ML Data Stats (fenliu-feedback-stats)¶
The fenliu-feedback-stats command gives you a snapshot of the ReviewFeedback data being collected, and tells you whether it's mature enough to proceed with ML training (Phase 5).
Running the command¶
Locally:
fenliu-feedback-stats # all-time report
fenliu-feedback-stats --days 30 # last 30 days only
Inside a running container:
podman exec <container-name> fenliu-feedback-stats
podman exec <container-name> fenliu-feedback-stats --days 30
The command reads from the same database configured via DATABASE_URL and does not start the web server.
Report sections¶
Summary¶
Total ReviewFeedback rows, split by decision (approved, rejected, score_adjusted) with percentages. This tells you how many reviews have been recorded and whether the dataset is reasonably balanced.
Date Range & Collection Rate¶
The oldest and newest created_at timestamps, total days of data, and average reviews per week. Since snapshot collection only started in v0.7.0 (2026-03-14), earlier rows may lack snapshot fields.
Snapshot Completeness¶
For each of the 12 snapshot columns (e.g. content_snippet, spam_score_at_review, hashtag_count), shows how many rows have non-NULL values. A ✓ means that column is ≥90% complete; ! means it needs attention.
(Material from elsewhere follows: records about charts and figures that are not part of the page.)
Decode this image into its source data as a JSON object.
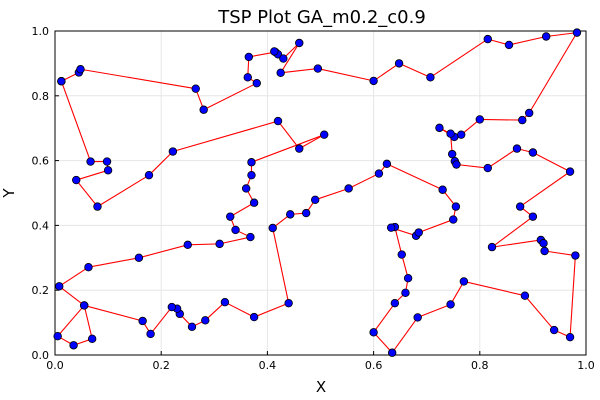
{
  "chart_data": {
    "type": "line",
    "title": "TSP Plot GA_m0.2_c0.9",
    "xlabel": "X",
    "ylabel": "Y",
    "xlim": [
      0.0,
      1.0
    ],
    "ylim": [
      0.0,
      1.0
    ],
    "grid": true,
    "legend": "none",
    "x_ticks": [
      "0.0",
      "0.2",
      "0.4",
      "0.6",
      "0.8",
      "1.0"
    ],
    "y_ticks": [
      "0.0",
      "0.2",
      "0.4",
      "0.6",
      "0.8",
      "1.0"
    ],
    "line_color": "#ff0000",
    "marker_color": "#0000ff",
    "tour": [
      [
        0.012,
        0.845
      ],
      [
        0.045,
        0.872
      ],
      [
        0.048,
        0.882
      ],
      [
        0.265,
        0.822
      ],
      [
        0.28,
        0.757
      ],
      [
        0.38,
        0.839
      ],
      [
        0.363,
        0.857
      ],
      [
        0.365,
        0.92
      ],
      [
        0.415,
        0.935
      ],
      [
        0.42,
        0.928
      ],
      [
        0.413,
        0.937
      ],
      [
        0.43,
        0.915
      ],
      [
        0.46,
        0.963
      ],
      [
        0.425,
        0.871
      ],
      [
        0.495,
        0.884
      ],
      [
        0.6,
        0.846
      ],
      [
        0.648,
        0.9
      ],
      [
        0.707,
        0.857
      ],
      [
        0.815,
        0.975
      ],
      [
        0.855,
        0.957
      ],
      [
        0.925,
        0.983
      ],
      [
        0.983,
        0.995
      ],
      [
        0.893,
        0.747
      ],
      [
        0.88,
        0.725
      ],
      [
        0.8,
        0.727
      ],
      [
        0.765,
        0.68
      ],
      [
        0.752,
        0.673
      ],
      [
        0.724,
        0.701
      ],
      [
        0.745,
        0.683
      ],
      [
        0.748,
        0.62
      ],
      [
        0.753,
        0.598
      ],
      [
        0.756,
        0.588
      ],
      [
        0.815,
        0.577
      ],
      [
        0.87,
        0.637
      ],
      [
        0.9,
        0.625
      ],
      [
        0.97,
        0.566
      ],
      [
        0.876,
        0.458
      ],
      [
        0.9,
        0.427
      ],
      [
        0.823,
        0.333
      ],
      [
        0.915,
        0.355
      ],
      [
        0.92,
        0.345
      ],
      [
        0.922,
        0.321
      ],
      [
        0.98,
        0.307
      ],
      [
        0.97,
        0.055
      ],
      [
        0.94,
        0.077
      ],
      [
        0.885,
        0.183
      ],
      [
        0.77,
        0.227
      ],
      [
        0.745,
        0.156
      ],
      [
        0.683,
        0.116
      ],
      [
        0.635,
        0.007
      ],
      [
        0.6,
        0.07
      ],
      [
        0.64,
        0.16
      ],
      [
        0.66,
        0.192
      ],
      [
        0.665,
        0.237
      ],
      [
        0.653,
        0.31
      ],
      [
        0.64,
        0.395
      ],
      [
        0.633,
        0.393
      ],
      [
        0.68,
        0.368
      ],
      [
        0.685,
        0.378
      ],
      [
        0.75,
        0.418
      ],
      [
        0.755,
        0.458
      ],
      [
        0.73,
        0.51
      ],
      [
        0.625,
        0.59
      ],
      [
        0.61,
        0.56
      ],
      [
        0.553,
        0.514
      ],
      [
        0.49,
        0.479
      ],
      [
        0.473,
        0.438
      ],
      [
        0.443,
        0.434
      ],
      [
        0.41,
        0.392
      ],
      [
        0.44,
        0.16
      ],
      [
        0.375,
        0.117
      ],
      [
        0.32,
        0.163
      ],
      [
        0.283,
        0.107
      ],
      [
        0.258,
        0.087
      ],
      [
        0.235,
        0.127
      ],
      [
        0.23,
        0.143
      ],
      [
        0.22,
        0.148
      ],
      [
        0.18,
        0.065
      ],
      [
        0.165,
        0.105
      ],
      [
        0.055,
        0.153
      ],
      [
        0.07,
        0.05
      ],
      [
        0.035,
        0.03
      ],
      [
        0.005,
        0.058
      ],
      [
        0.055,
        0.153
      ],
      [
        0.008,
        0.212
      ],
      [
        0.063,
        0.271
      ],
      [
        0.158,
        0.3
      ],
      [
        0.25,
        0.34
      ],
      [
        0.31,
        0.343
      ],
      [
        0.368,
        0.364
      ],
      [
        0.34,
        0.386
      ],
      [
        0.33,
        0.427
      ],
      [
        0.375,
        0.47
      ],
      [
        0.36,
        0.514
      ],
      [
        0.37,
        0.555
      ],
      [
        0.37,
        0.595
      ],
      [
        0.507,
        0.68
      ],
      [
        0.46,
        0.637
      ],
      [
        0.42,
        0.722
      ],
      [
        0.222,
        0.628
      ],
      [
        0.177,
        0.555
      ],
      [
        0.08,
        0.458
      ],
      [
        0.04,
        0.54
      ],
      [
        0.1,
        0.57
      ],
      [
        0.098,
        0.597
      ],
      [
        0.067,
        0.597
      ],
      [
        0.012,
        0.845
      ]
    ]
  }
}
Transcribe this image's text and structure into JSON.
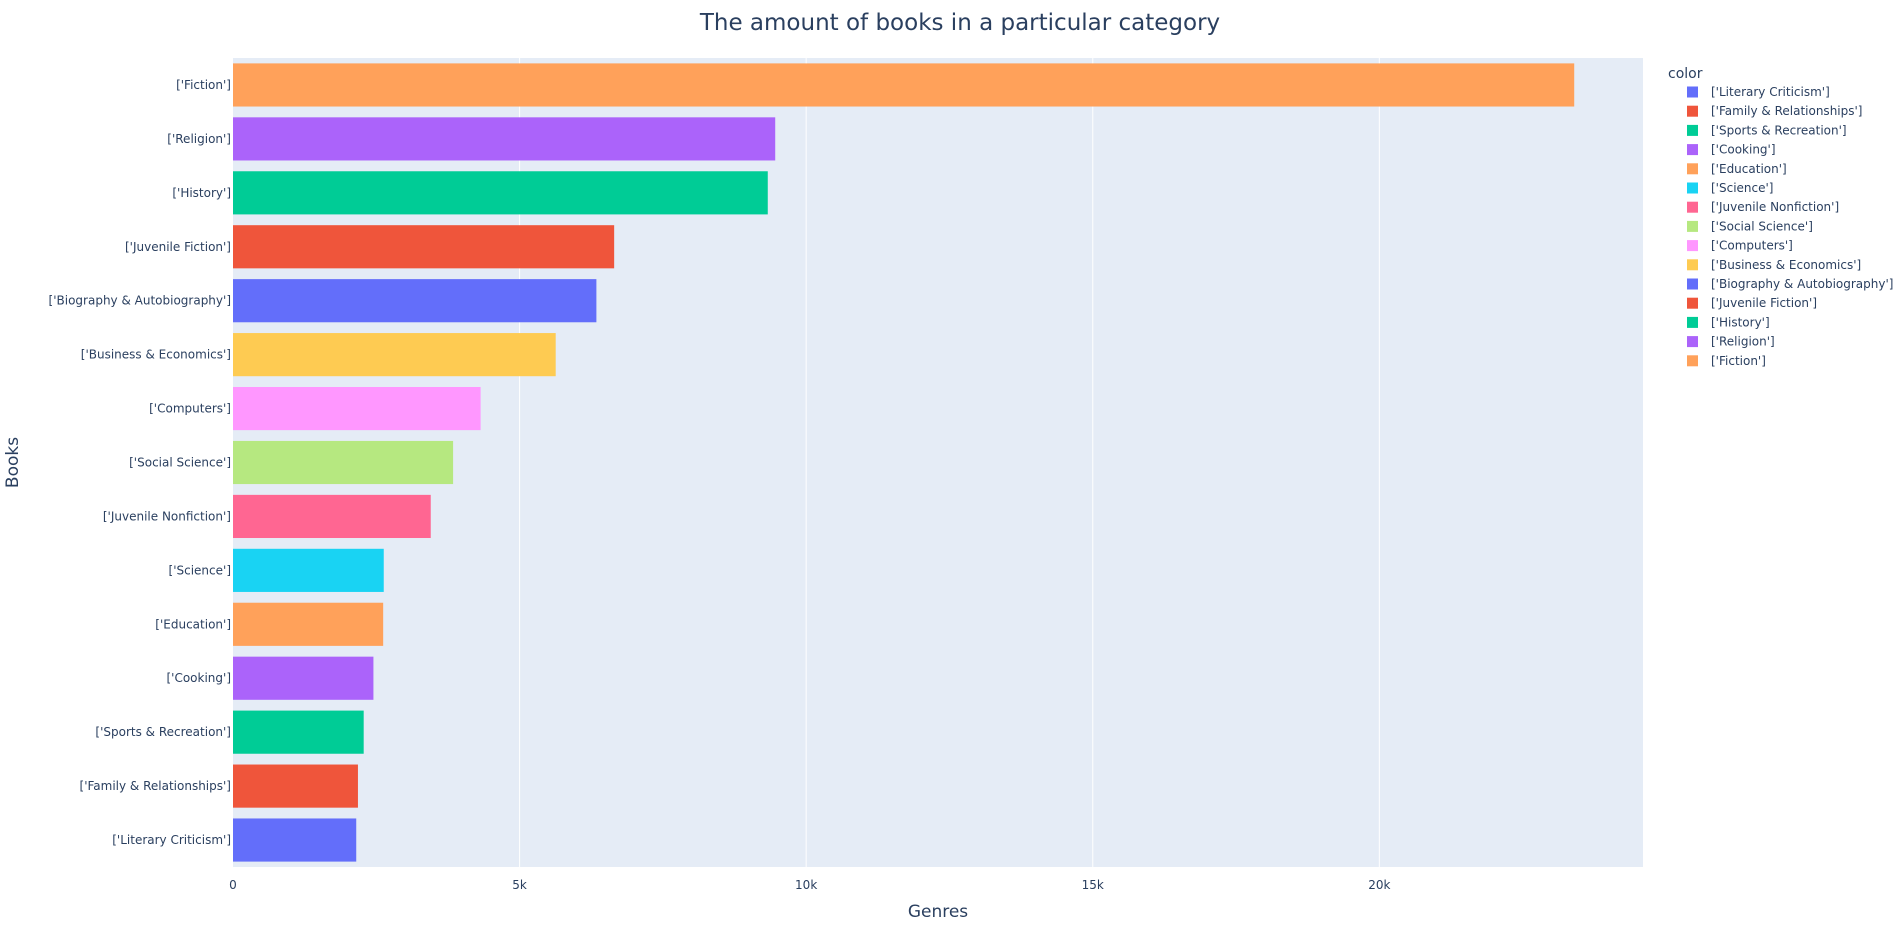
{
  "chart_data": {
    "type": "bar",
    "orientation": "horizontal",
    "title": "The amount of books in a particular category",
    "xlabel": "Genres",
    "ylabel": "Books",
    "xlim": [
      0,
      24600
    ],
    "x_ticks": [
      0,
      5000,
      10000,
      15000,
      20000
    ],
    "x_tick_labels": [
      "0",
      "5k",
      "10k",
      "15k",
      "20k"
    ],
    "grid": true,
    "legend_title": "color",
    "legend_position": "right",
    "categories": [
      "['Literary Criticism']",
      "['Family & Relationships']",
      "['Sports & Recreation']",
      "['Cooking']",
      "['Education']",
      "['Science']",
      "['Juvenile Nonfiction']",
      "['Social Science']",
      "['Computers']",
      "['Business & Economics']",
      "['Biography & Autobiography']",
      "['Juvenile Fiction']",
      "['History']",
      "['Religion']",
      "['Fiction']"
    ],
    "values": [
      2150,
      2180,
      2280,
      2450,
      2620,
      2630,
      3450,
      3840,
      4320,
      5630,
      6340,
      6650,
      9330,
      9460,
      23400
    ],
    "colors": [
      "#636efa",
      "#EF553B",
      "#00cc96",
      "#ab63fa",
      "#FFA15A",
      "#19d3f3",
      "#FF6692",
      "#B6E880",
      "#FF97FF",
      "#FECB52",
      "#636efa",
      "#EF553B",
      "#00cc96",
      "#ab63fa",
      "#FFA15A"
    ]
  }
}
Rows with NULL snapshots are from before v0.7.0 and cannot be used for ML training. This section tells you what fraction of your data is actually usable.
Top Instances in Rejected Posts¶
The 10 Fediverse instances that appear most often in rejected posts. Useful for deciding whether to add new suffix blocking rules in Settings (e.g. if bsky.brid.gy shows up 50 times, a suffix block may be worthwhile).
Per-Stream Breakdown¶
Approved and rejected counts per hashtag stream, so you can see which streams generate the most useful training signal or the most spam.
ML Readiness Assessment¶
A checklist of the criteria from ML_INTEGRATION_GUIDE.md (see the file in the repository root):
| Criterion | Threshold | Why |
|---|---|---|
| Minimum reviews | ≥ 500 | Classifier needs a minimum sample size |
| Preferred reviews | ≥ 1,000 | Better generalisation |
| Days of data | ≥ 180 (6 months) | Enough variety across content cycles |
| Snapshot completeness | ≥ 90% | Most rows must have usable features |
| Class balance | Neither side > 85% | Severely imbalanced data degrades classifiers |
The command prints READY or NOT READY along with how many criteria are met.
Interpreting the output¶
- NOT READY on "Days of data": This is expected early on. Snapshot collection started 2026-03-14 — you need to wait until ~2026-09-14 before this criterion passes. Keep reviewing normally and re-run the command periodically.
- NOT READY on "Snapshot completeness": Pre-v0.7.0 rows lack snapshot fields. As you continue reviewing, new rows will have complete snapshots and this percentage will rise.
- NOT READY on "Class balance": If you're approving almost everything (or rejecting almost everything), the ML model will have difficulty learning the boundary. Consider whether your approval threshold is calibrated correctly.
- READY: You can proceed to Phase A of
ML_INTEGRATION_GUIDE.md(see the file in the repository root) — exporting a training dataset and validating data quality.